Die Virus-Analogie im Marketing hat mich schon immer gestört. Ich habe mich immer unwohl dabei gefühlt, den Marketingprozess mit einer Krankheit gleichzusetzen. Zum einen, weil das uns - die wir Marketing auf diese Weise organisieren wollen - in extrem schlechtem Licht dastehen lässt.
Aber das ist vielleicht weniger wichtig. Denn es könnte ja sein, dass Viral Marketers verdienen, im schlechten Licht zu stehen? Aber genau da setzt der zweite Kritikpunkt am Namen an: er sollte keine ungesunde Analogie nahelegen, denn es ist ein Ansatz, der das Marketing mit den Kunden und Nutzern auf bessere Weise organisiert, und nicht gegen sie, als Krankheit. Wenn ich daher hier und anderswo den Begriff Viral Marketing genutzt habe, dann weniger, weil ich ihn gut finde, und eher, weil ich weiß, dass er sich durchgesetzt hat und Leute dann irgendwie wissen, was gemeint ist. (Naja, mittlerweile setzen sich ja glücklicherweise auch Begriff wie "Word-of-Mouth Marketing" bzw. "Mundpropaganda-Marketing" durch. Wurde auch Zeit...)
Dieser Text vom MIT hat mir nun geholfen, mir selbst noch ein wenig mehr Klarheit zu verschaffen. Und diese Klarheit fasse ich in etwa wie folgt zusammen:
- Der Irrtum: Wer Marketing als Virus beschreibt, betrachtet den Kunden als passives Subjekt, welches sich ohne Immunschutz krank machen lässt.
Die Realität: Marketing mit dem Kunden ist auf die aktive Mitwirkung angewiesen. Und wer aktiv mitwirkt, ist nicht nur Subjekt, das einer Krankheit verfällt, sondern jemand, der nach eigenen Vorstellung handelt, verändert, verzerrt, verfeinert. Erst dann, wenn der Kunde ein Partner auf Augenhöhe ist, dem man ein Mitspracherecht gibt, werden echte Auseinandersetzung mit der Marke und bleibende Effekte entstehen. Wenn man ihn nur als einen Weiterleiter von vordefinierten Botschaften begreift, bleiben Engagement und Wirkung ähnlich niedrig wie bei klassischer Werbung. - Der Irrtum: Es gibt "geheime" Tricks, die im Vorfeld sicherstellen, dass die virale Werbekampagne funktionieren wird.

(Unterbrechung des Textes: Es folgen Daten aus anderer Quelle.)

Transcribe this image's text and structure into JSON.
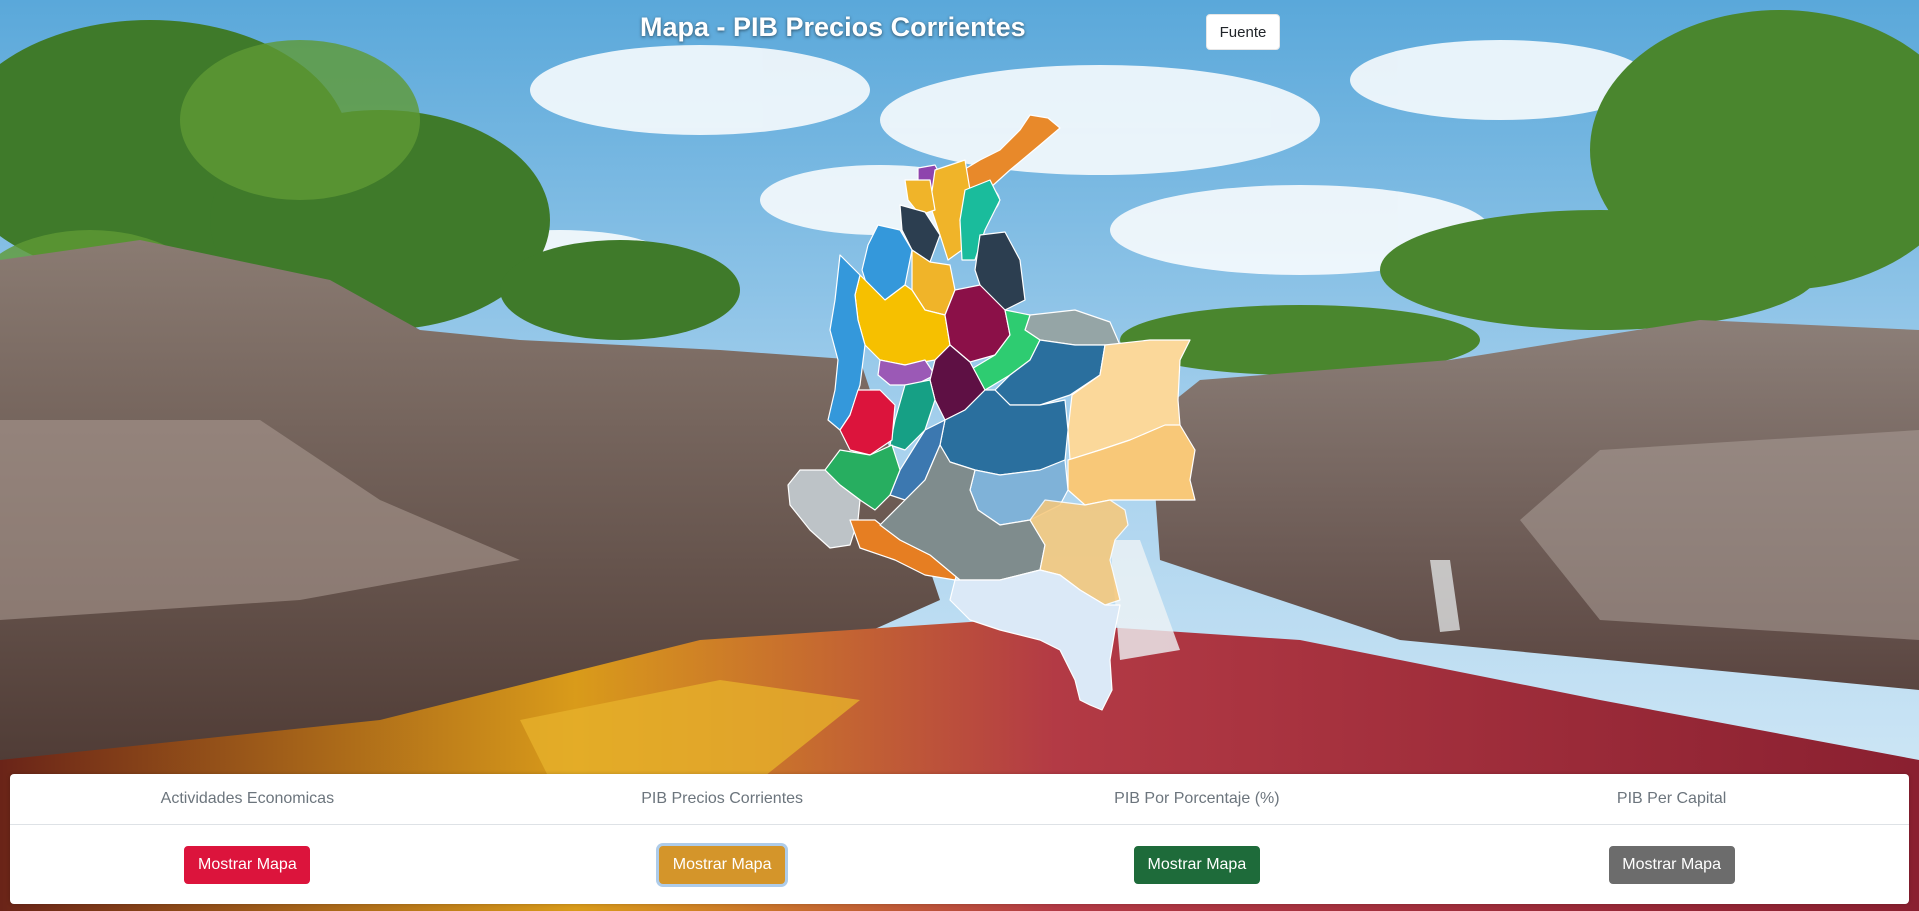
{
  "header": {
    "title": "Mapa - PIB Precios Corrientes",
    "source_button": "Fuente"
  },
  "map": {
    "shown_metric": "PIB Precios Corrientes",
    "region_colors": [
      "#e8892a",
      "#8e44ad",
      "#f0b429",
      "#1abc9c",
      "#2c3e50",
      "#3498db",
      "#f6c000",
      "#8b1048",
      "#2ecc71",
      "#95a5a6",
      "#2a6f9e",
      "#fbd89a",
      "#9b59b6",
      "#dc143c",
      "#16a085",
      "#5e1044",
      "#3c78b0",
      "#2c8ed6",
      "#7fb2d8",
      "#27ae60",
      "#bdc3c7",
      "#e67e22",
      "#7f8c8d",
      "#f8c878",
      "#dbe9f7",
      "#4a96cf"
    ]
  },
  "panel": {
    "columns": [
      {
        "label": "Actividades Economicas",
        "button": "Mostrar Mapa",
        "color": "#dc143c",
        "active": false
      },
      {
        "label": "PIB Precios Corrientes",
        "button": "Mostrar Mapa",
        "color": "#d4952a",
        "active": true
      },
      {
        "label": "PIB Por Porcentaje (%)",
        "button": "Mostrar Mapa",
        "color": "#1e6b3a",
        "active": false
      },
      {
        "label": "PIB Per Capital",
        "button": "Mostrar Mapa",
        "color": "#6c6c6c",
        "active": false
      }
    ]
  }
}
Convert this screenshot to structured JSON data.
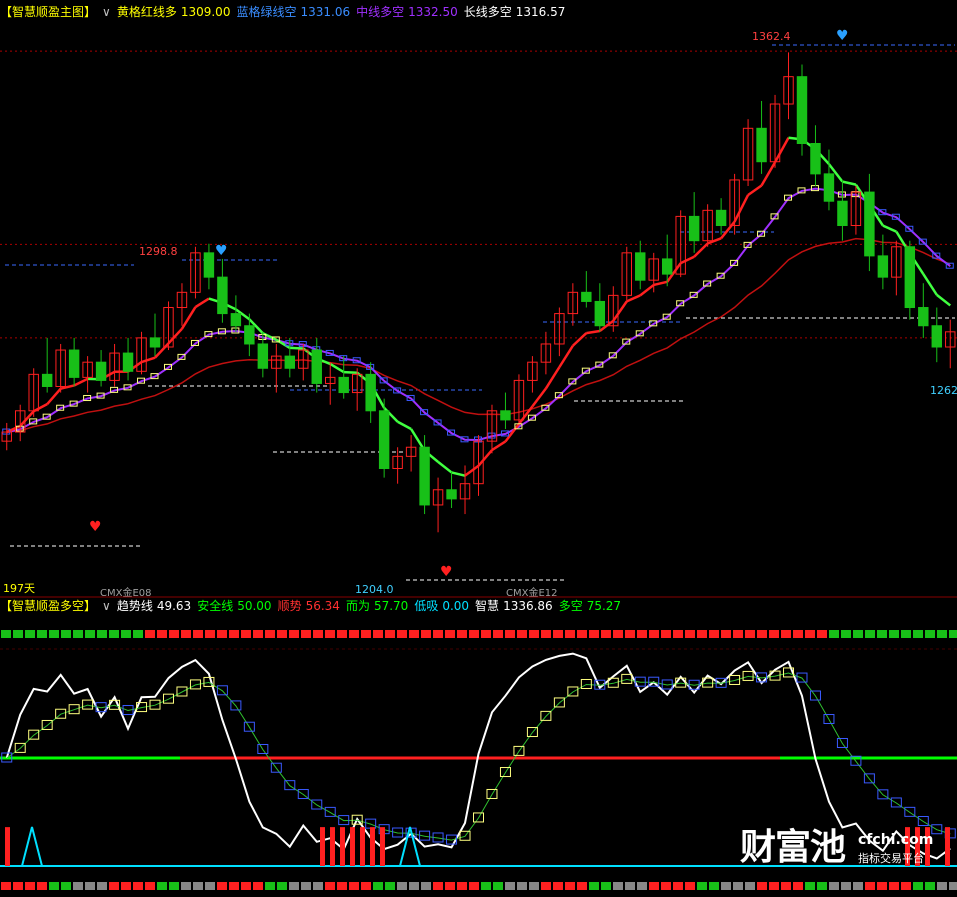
{
  "main_panel": {
    "title": "【智慧顺盈主图】",
    "indicators": [
      {
        "label": "黄格红线多",
        "value": "1309.00",
        "color": "#ffff00"
      },
      {
        "label": "蓝格绿线空",
        "value": "1331.06",
        "color": "#3a8dff"
      },
      {
        "label": "中线多空",
        "value": "1332.50",
        "color": "#a030ff"
      },
      {
        "label": "长线多空",
        "value": "1316.57",
        "color": "#ffffff"
      }
    ],
    "price_labels": {
      "high_1": "1298.8",
      "high_2": "1362.4",
      "low_1": "1204.0",
      "right_edge": "1262"
    },
    "bottom_labels": {
      "days": "197天",
      "contract_1": "CMX金E08",
      "contract_2": "CMX金E12"
    }
  },
  "sub_panel": {
    "title": "【智慧顺盈多空】",
    "indicators": [
      {
        "label": "趋势线",
        "value": "49.63",
        "color": "#ffffff"
      },
      {
        "label": "安全线",
        "value": "50.00",
        "color": "#00ff00"
      },
      {
        "label": "顺势",
        "value": "56.34",
        "color": "#ff3030"
      },
      {
        "label": "而为",
        "value": "57.70",
        "color": "#00ff00"
      },
      {
        "label": "低吸",
        "value": "0.00",
        "color": "#00e0ff"
      },
      {
        "label": "智慧",
        "value": "1336.86",
        "color": "#ffffff"
      },
      {
        "label": "多空",
        "value": "75.27",
        "color": "#00ff00"
      }
    ]
  },
  "watermark": {
    "brand": "财富池",
    "domain": "cfchi.com",
    "slogan": "指标交易平台"
  },
  "colors": {
    "up_candle": "#ff2020",
    "down_candle": "#18c018",
    "red_line": "#ff2020",
    "green_line": "#40ff40",
    "purple_line": "#a030ff",
    "dark_red_line": "#c01010",
    "yellow_box": "#ffff80",
    "blue_box": "#3a5aff"
  },
  "chart_data": {
    "type": "candlestick",
    "title": "【智慧顺盈主图】",
    "ylim": [
      1185,
      1372
    ],
    "candles": [
      [
        1234,
        1240,
        1231,
        1237
      ],
      [
        1237,
        1246,
        1234,
        1244
      ],
      [
        1244,
        1258,
        1242,
        1256
      ],
      [
        1256,
        1268,
        1250,
        1252
      ],
      [
        1252,
        1266,
        1250,
        1264
      ],
      [
        1264,
        1268,
        1252,
        1255
      ],
      [
        1255,
        1262,
        1250,
        1260
      ],
      [
        1260,
        1264,
        1252,
        1254
      ],
      [
        1254,
        1266,
        1252,
        1263
      ],
      [
        1263,
        1268,
        1254,
        1257
      ],
      [
        1257,
        1270,
        1256,
        1268
      ],
      [
        1268,
        1276,
        1262,
        1265
      ],
      [
        1265,
        1280,
        1264,
        1278
      ],
      [
        1278,
        1286,
        1272,
        1283
      ],
      [
        1283,
        1298,
        1281,
        1296
      ],
      [
        1296,
        1299,
        1284,
        1288
      ],
      [
        1288,
        1294,
        1273,
        1276
      ],
      [
        1276,
        1282,
        1270,
        1272
      ],
      [
        1272,
        1276,
        1262,
        1266
      ],
      [
        1266,
        1270,
        1255,
        1258
      ],
      [
        1258,
        1266,
        1250,
        1262
      ],
      [
        1262,
        1268,
        1255,
        1258
      ],
      [
        1258,
        1266,
        1254,
        1264
      ],
      [
        1264,
        1268,
        1250,
        1253
      ],
      [
        1253,
        1260,
        1246,
        1255
      ],
      [
        1255,
        1262,
        1248,
        1250
      ],
      [
        1250,
        1258,
        1244,
        1256
      ],
      [
        1256,
        1260,
        1240,
        1244
      ],
      [
        1244,
        1248,
        1222,
        1225
      ],
      [
        1225,
        1232,
        1220,
        1229
      ],
      [
        1229,
        1236,
        1224,
        1232
      ],
      [
        1232,
        1236,
        1210,
        1213
      ],
      [
        1213,
        1222,
        1204,
        1218
      ],
      [
        1218,
        1224,
        1212,
        1215
      ],
      [
        1215,
        1226,
        1210,
        1220
      ],
      [
        1220,
        1236,
        1216,
        1234
      ],
      [
        1234,
        1246,
        1230,
        1244
      ],
      [
        1244,
        1250,
        1238,
        1241
      ],
      [
        1241,
        1256,
        1240,
        1254
      ],
      [
        1254,
        1262,
        1250,
        1260
      ],
      [
        1260,
        1270,
        1256,
        1266
      ],
      [
        1266,
        1278,
        1262,
        1276
      ],
      [
        1276,
        1286,
        1272,
        1283
      ],
      [
        1283,
        1290,
        1278,
        1280
      ],
      [
        1280,
        1286,
        1270,
        1272
      ],
      [
        1272,
        1285,
        1270,
        1282
      ],
      [
        1282,
        1298,
        1280,
        1296
      ],
      [
        1296,
        1300,
        1284,
        1287
      ],
      [
        1287,
        1296,
        1283,
        1294
      ],
      [
        1294,
        1302,
        1285,
        1289
      ],
      [
        1289,
        1310,
        1288,
        1308
      ],
      [
        1308,
        1316,
        1296,
        1300
      ],
      [
        1300,
        1312,
        1298,
        1310
      ],
      [
        1310,
        1314,
        1302,
        1305
      ],
      [
        1305,
        1322,
        1302,
        1320
      ],
      [
        1320,
        1340,
        1318,
        1337
      ],
      [
        1337,
        1346,
        1322,
        1326
      ],
      [
        1326,
        1348,
        1324,
        1345
      ],
      [
        1345,
        1362,
        1340,
        1354
      ],
      [
        1354,
        1358,
        1328,
        1332
      ],
      [
        1332,
        1338,
        1318,
        1322
      ],
      [
        1322,
        1330,
        1310,
        1313
      ],
      [
        1313,
        1320,
        1300,
        1305
      ],
      [
        1305,
        1318,
        1302,
        1316
      ],
      [
        1316,
        1322,
        1290,
        1295
      ],
      [
        1295,
        1302,
        1284,
        1288
      ],
      [
        1288,
        1300,
        1282,
        1298
      ],
      [
        1298,
        1300,
        1274,
        1278
      ],
      [
        1278,
        1286,
        1268,
        1272
      ],
      [
        1272,
        1278,
        1260,
        1265
      ],
      [
        1265,
        1274,
        1258,
        1270
      ]
    ]
  }
}
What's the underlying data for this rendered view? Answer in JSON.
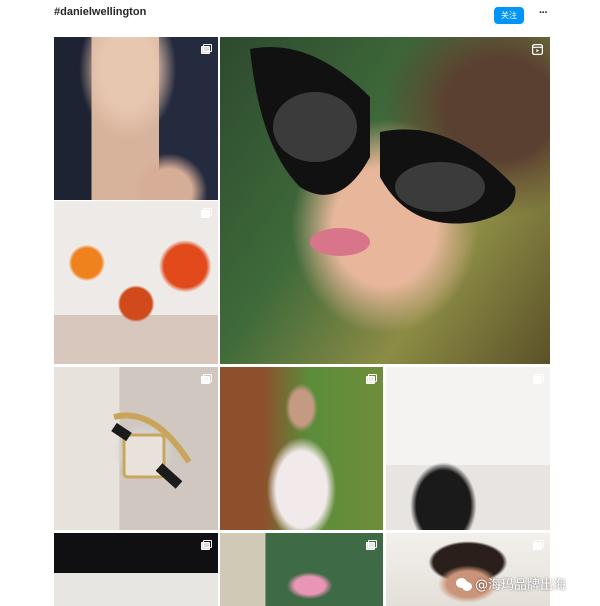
{
  "header": {
    "hashtag": "#danielwellington",
    "follow_label": "关注",
    "more_label": "···"
  },
  "grid": {
    "tiles": [
      {
        "id": "post-necklace",
        "description_icon": "multiple-images-icon"
      },
      {
        "id": "post-sunglasses",
        "description_icon": "reel-icon"
      },
      {
        "id": "post-autumn-watch",
        "description_icon": "multiple-images-icon"
      },
      {
        "id": "post-watch-bracelet",
        "description_icon": "multiple-images-icon"
      },
      {
        "id": "post-floral-blouse",
        "description_icon": "multiple-images-icon"
      },
      {
        "id": "post-bangle-bag",
        "description_icon": "multiple-images-icon"
      },
      {
        "id": "post-black-bag-rings",
        "description_icon": "multiple-images-icon"
      },
      {
        "id": "post-garden-scarf",
        "description_icon": "multiple-images-icon"
      },
      {
        "id": "post-curly-hair-portrait",
        "description_icon": "multiple-images-icon"
      }
    ]
  },
  "watermark": {
    "text": "@海玛品牌出海"
  }
}
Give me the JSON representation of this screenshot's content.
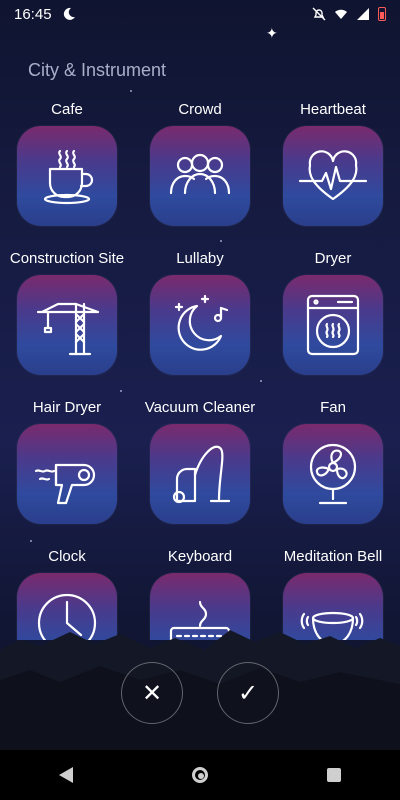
{
  "status_bar": {
    "time": "16:45",
    "icons": [
      "moon-icon",
      "mute-icon",
      "wifi-icon",
      "signal-icon",
      "battery-icon"
    ],
    "battery_color": "#ff5a5a"
  },
  "section": {
    "title": "City & Instrument"
  },
  "sounds": [
    {
      "label": "Cafe",
      "icon": "coffee-cup-icon"
    },
    {
      "label": "Crowd",
      "icon": "people-icon"
    },
    {
      "label": "Heartbeat",
      "icon": "heartbeat-icon"
    },
    {
      "label": "Construction Site",
      "icon": "crane-icon"
    },
    {
      "label": "Lullaby",
      "icon": "moon-stars-icon"
    },
    {
      "label": "Dryer",
      "icon": "dryer-icon"
    },
    {
      "label": "Hair Dryer",
      "icon": "hair-dryer-icon"
    },
    {
      "label": "Vacuum Cleaner",
      "icon": "vacuum-icon"
    },
    {
      "label": "Fan",
      "icon": "fan-icon"
    },
    {
      "label": "Clock",
      "icon": "clock-icon"
    },
    {
      "label": "Keyboard",
      "icon": "keyboard-icon"
    },
    {
      "label": "Meditation Bell",
      "icon": "bell-bowl-icon"
    }
  ],
  "actions": {
    "cancel": "✕",
    "confirm": "✓"
  },
  "colors": {
    "tile_gradient_top": "#7a2a6d",
    "tile_gradient_bottom": "#2a3f8c",
    "section_title": "#a9afc8"
  }
}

Die Realität: Jeder Mundpropaganda-basierte Marketingerfolg ist immer notwendigerweise auch das Produkt seines kulturellen Kontextes, der ihn ermöglicht, und abhängig von den Individuen, die ihn vorantragen. Damit ist das, was heute hier funktioniert hat, morgen dort vielleicht völlig nutzlos. Wenn man also allein darauf setzt, den passenden werblichen Trigger zu setzen, der die Sache ins Rollen bringt, dann hat man genau gar keine Garantie dafür, dass die Sache auch funktioniert. Die Werber, die von sich sagen, sie würden virale Werbung entwickeln, lügen. Das kann bei der Werbung nicht im Vorfeld geklärt werden. Es entspricht dafür einer Sicht, bei der der Werber wieder der smarte Strippenzieher ist und der Kunde das dumme Subjekt, welches einfach nur vor sich hinrepliziert. Wer Garantie für das Funktionieren will, braucht echte Interaktion - mit anderen Worten: der muss die Mundpropaganda im Dialog mit den Nutzern unterstützen. Nur dann ist gesichert, dass die Kommunikation relevant ist. - Der Irrtum: Man sagt "Viral Marketing" und alle wissen, was gemeint ist.
Die Realität: Die Vorstellungen davon, was Viral Marketing ist, gehen enorm auseinander. Werber denken bei Viral Marketing an Werbefilme. Wer dagegen mit einer Webplattform im Netz oder eigenem Blog den Dialog mit seinen Nutzern führt, der denkt bei viralem Marketing an Dialog und Austausch, an passionierte Nutzer und echte Fans, die Rückfragen haben, Probleme, und deren Engagement man stetig steigern kann, wenn man sich auf's Zuhören versteht.
Mein Tipp: man sollte sich immer sehr genau überlegen, was man unter viralem Marketing versteht. Erwartet man, dass die Kunden virales Replikationsvieh werden? Und wenn ja, was für eine Vorstellung hat man dann von den eigenen Kunden? Oder braucht man nicht eher echtes Engagement von Fans, die sich wirklich für die Marke ins Zeug legen? Für beides gibt es Lösungen im Netz. Aber nur eine Variante würde ich empfehlen.